Yönetimin, Şenol Güneş hamlesiyle asıl hedeflediği nedir? Camiaya huzur getirmek ve tribünlerin desteğini kazanmak mı? Yoksa bir nevi günü kurtarmak adına yapılmış popülist bir hamle mi?

Bu soruların cevapları, kurumun geleceğine dair ciddi sonuçlar barındırıyor. Zira, Şenol Güneş gibi bir isim, yalnızca “kriz çözücüsü” veya “geçici çıkış yolu” olarak görülmemelidir. Onun teknik direktörlük kariyerindeki başarıları ve Trabzonspor'a olan bağlılığı, kulübün uzun vadeli hedefleriyle örtüşmelidir.

*      *      *

Yönetim, bir yandan taraftar baskısını hafifletmek, diğer yandan kulübün geleceğini planlamak gibi zorlu bir görevle karşı karşıya. Asıl mesele, bu hamlenin sadece kısa vadeli bir rahatlama mı sağlayacağı, yoksa Trabzonspor’un gelecekteki istikrarı için kalıcı bir adım mı olduğudur.

Güneş’in tecrübesiyle kulübe olan derin bağlılığı göz önüne alındığında, bu atamanın orta vadede gerçekçi ve sürdürülebilir bir proje olup olmadığı sorgulanmalıdır. Son geri dönüş, sadece sportif başarı odaklı görülmemeli, aynı zamanda camianın bir araya gelmesini ve birlik beraberlik içinde hareket etmesini de sağlamalıdır.

Zira, dönemler itibariyle Trabzonspor’un en büyük sorunu, sahadaki başarısızlıkların ötesinde, kulüp içindeki huzursuzluk ve bölünmüşlük duygusudur. Şenol Güneş, geçmişte olduğu gibi, bu sorunları çözebilecek mi? Yoksa yönetim, sadece tribünleri bir süreliğine susturmayı mı hedefleyecektir?

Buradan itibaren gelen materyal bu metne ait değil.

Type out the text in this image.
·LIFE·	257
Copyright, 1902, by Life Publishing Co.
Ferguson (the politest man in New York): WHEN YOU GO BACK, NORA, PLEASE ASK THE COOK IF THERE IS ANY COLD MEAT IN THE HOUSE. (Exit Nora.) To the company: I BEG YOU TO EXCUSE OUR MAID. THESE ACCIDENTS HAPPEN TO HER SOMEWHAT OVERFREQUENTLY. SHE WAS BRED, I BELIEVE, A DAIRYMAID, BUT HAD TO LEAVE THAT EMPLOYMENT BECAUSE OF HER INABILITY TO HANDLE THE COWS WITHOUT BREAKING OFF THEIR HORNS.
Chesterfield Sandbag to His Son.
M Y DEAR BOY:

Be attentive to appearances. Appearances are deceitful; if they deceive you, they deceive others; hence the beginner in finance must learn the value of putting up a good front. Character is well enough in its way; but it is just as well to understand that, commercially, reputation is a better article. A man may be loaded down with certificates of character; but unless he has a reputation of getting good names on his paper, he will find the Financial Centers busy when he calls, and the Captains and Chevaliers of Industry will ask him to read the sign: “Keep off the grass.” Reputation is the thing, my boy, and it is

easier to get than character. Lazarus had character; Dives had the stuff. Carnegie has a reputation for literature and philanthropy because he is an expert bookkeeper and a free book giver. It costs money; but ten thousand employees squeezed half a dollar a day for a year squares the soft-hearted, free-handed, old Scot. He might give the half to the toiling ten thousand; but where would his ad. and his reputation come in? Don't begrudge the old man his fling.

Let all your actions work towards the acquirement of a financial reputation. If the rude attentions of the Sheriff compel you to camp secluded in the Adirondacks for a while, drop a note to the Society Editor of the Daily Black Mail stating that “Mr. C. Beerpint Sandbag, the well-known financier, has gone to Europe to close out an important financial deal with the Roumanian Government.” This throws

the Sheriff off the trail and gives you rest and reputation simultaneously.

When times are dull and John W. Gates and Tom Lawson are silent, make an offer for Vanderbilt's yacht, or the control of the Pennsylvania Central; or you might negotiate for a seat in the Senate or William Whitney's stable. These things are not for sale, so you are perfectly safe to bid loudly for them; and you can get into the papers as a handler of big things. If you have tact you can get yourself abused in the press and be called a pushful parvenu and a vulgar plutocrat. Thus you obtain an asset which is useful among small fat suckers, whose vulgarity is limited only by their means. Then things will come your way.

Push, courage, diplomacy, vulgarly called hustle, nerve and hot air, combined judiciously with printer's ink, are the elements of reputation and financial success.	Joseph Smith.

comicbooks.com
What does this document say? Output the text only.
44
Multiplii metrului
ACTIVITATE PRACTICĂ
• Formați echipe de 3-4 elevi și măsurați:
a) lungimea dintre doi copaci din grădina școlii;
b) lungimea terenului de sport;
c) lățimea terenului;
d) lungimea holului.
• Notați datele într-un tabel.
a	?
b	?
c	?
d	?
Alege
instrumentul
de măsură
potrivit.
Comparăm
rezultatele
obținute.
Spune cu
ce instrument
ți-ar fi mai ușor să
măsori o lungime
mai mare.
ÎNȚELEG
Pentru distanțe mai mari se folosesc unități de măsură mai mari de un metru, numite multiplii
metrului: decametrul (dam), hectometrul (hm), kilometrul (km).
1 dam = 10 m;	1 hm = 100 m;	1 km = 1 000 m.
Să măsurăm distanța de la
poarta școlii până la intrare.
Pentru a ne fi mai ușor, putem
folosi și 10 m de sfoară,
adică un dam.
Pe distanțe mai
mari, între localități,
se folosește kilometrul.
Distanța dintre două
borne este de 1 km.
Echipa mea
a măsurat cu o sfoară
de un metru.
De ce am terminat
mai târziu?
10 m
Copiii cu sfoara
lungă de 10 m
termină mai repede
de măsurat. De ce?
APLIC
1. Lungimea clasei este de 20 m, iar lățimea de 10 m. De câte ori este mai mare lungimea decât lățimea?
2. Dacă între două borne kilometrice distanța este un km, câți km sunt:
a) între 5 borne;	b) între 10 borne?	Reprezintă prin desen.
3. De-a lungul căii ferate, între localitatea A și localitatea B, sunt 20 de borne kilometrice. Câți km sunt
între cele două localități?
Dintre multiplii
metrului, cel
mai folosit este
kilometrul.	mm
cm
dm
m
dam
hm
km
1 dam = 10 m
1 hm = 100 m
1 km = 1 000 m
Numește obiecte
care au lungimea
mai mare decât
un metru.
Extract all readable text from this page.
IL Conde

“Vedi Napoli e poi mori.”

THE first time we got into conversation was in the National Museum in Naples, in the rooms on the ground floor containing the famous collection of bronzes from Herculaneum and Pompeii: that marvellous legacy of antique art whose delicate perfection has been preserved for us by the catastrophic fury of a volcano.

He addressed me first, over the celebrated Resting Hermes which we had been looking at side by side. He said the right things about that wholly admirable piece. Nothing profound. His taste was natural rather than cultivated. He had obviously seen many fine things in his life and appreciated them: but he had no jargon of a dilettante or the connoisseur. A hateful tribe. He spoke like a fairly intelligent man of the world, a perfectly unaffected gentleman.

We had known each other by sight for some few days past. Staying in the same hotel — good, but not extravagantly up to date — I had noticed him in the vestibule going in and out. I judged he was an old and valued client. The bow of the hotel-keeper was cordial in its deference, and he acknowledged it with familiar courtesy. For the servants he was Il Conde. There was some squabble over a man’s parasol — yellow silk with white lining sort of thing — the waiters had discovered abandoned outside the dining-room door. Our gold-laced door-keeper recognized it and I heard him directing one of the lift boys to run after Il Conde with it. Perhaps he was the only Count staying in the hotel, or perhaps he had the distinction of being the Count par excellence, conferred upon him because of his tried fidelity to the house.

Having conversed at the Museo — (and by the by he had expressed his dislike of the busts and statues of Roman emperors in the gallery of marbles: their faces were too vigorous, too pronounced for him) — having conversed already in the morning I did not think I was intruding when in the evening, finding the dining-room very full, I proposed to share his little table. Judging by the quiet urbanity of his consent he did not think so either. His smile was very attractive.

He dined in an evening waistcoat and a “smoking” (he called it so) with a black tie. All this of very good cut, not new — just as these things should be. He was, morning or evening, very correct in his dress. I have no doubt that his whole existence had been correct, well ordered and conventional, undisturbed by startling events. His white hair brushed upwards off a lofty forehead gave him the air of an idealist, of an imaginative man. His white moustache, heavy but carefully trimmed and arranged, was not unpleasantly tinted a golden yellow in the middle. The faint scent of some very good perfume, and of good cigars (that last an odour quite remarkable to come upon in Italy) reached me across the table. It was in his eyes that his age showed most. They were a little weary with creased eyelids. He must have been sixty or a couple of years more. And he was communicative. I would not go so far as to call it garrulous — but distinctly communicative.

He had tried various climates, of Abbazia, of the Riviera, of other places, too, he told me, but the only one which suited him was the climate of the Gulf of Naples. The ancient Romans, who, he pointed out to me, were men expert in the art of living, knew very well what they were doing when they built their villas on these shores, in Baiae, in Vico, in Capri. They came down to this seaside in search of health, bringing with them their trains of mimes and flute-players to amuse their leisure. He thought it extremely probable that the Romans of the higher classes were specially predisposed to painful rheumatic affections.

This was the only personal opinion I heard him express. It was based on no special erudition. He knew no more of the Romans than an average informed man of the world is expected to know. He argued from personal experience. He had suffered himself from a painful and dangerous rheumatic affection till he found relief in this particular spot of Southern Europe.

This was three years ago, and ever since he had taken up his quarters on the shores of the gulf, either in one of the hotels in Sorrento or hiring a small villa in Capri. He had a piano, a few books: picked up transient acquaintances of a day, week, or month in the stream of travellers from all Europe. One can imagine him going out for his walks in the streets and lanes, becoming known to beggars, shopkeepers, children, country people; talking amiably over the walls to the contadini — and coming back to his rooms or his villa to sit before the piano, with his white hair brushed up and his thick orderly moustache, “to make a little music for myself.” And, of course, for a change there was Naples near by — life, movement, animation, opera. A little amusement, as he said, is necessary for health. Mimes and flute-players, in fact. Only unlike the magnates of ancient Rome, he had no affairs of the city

Eğer Şenol Güneş, sadece günü geçirmek ve muhaliflerle, ekabirleri sessiz kılarak kongreye rahat girmek adına getirilmişse, bu hamle uzun vadede büyük hayal kırıklığına yol açacak demektir.

Yönetimin, Güneş’in bilgi birikiminden ve vizyonundan tam anlamıyla faydalanma niyetinde olup olmadığını anlamak için ilerleyen dönemdeki transfer politikaları, üretime verilen önem ve kulübün genel yönetim stratejisi önemli ipuçları verecektir.

Burada muhtemel bir yanlış anlamanın önünü kesmek şart. O da yönetim kurulunun kulübü, “eti senin kemiği benim” mantığıyla Şenol Güneş’e teslim etmemesi gerçeğidir. Güneş’in fikirlerinden elbette yol gösterici anlamında faydalanılmalı ancak saha dışı işlerle zamanı alınmamalıdır. Çalışma ortamı sağlanmalı, yolu temizlenmeli ancak ekibiyle birlikte dikkatini dağıtacak meselelerle meşgul edilmemelidir. Aksti taktirde sonuç her iki taraf için de hüsran olur...

Şenol Güneş’in Trabzonspor’a dönmesi, kağıt üzerinde büyük kazanım gibi görünse de, asıl önemli olan bu hamlenin yürütülme biçimidir. Güneş’in bilgi birikimiyle kulüp sevgisi, kısa vadeli çözüm arayışına kurbanı edilmemelidir.

Yönetim, eğer gerçekten samimiyse, Şenol Güneş’in etrafında güçlü bir proje oluşturmalı ve camiayı bu doğrultuda birleştirmelidir. Aksi takdirde, bu hamle sadece bir anlık umut, sonrasında ise derin hayal kırıklığı olarak tarihteki yerini alır ve de yazık olur.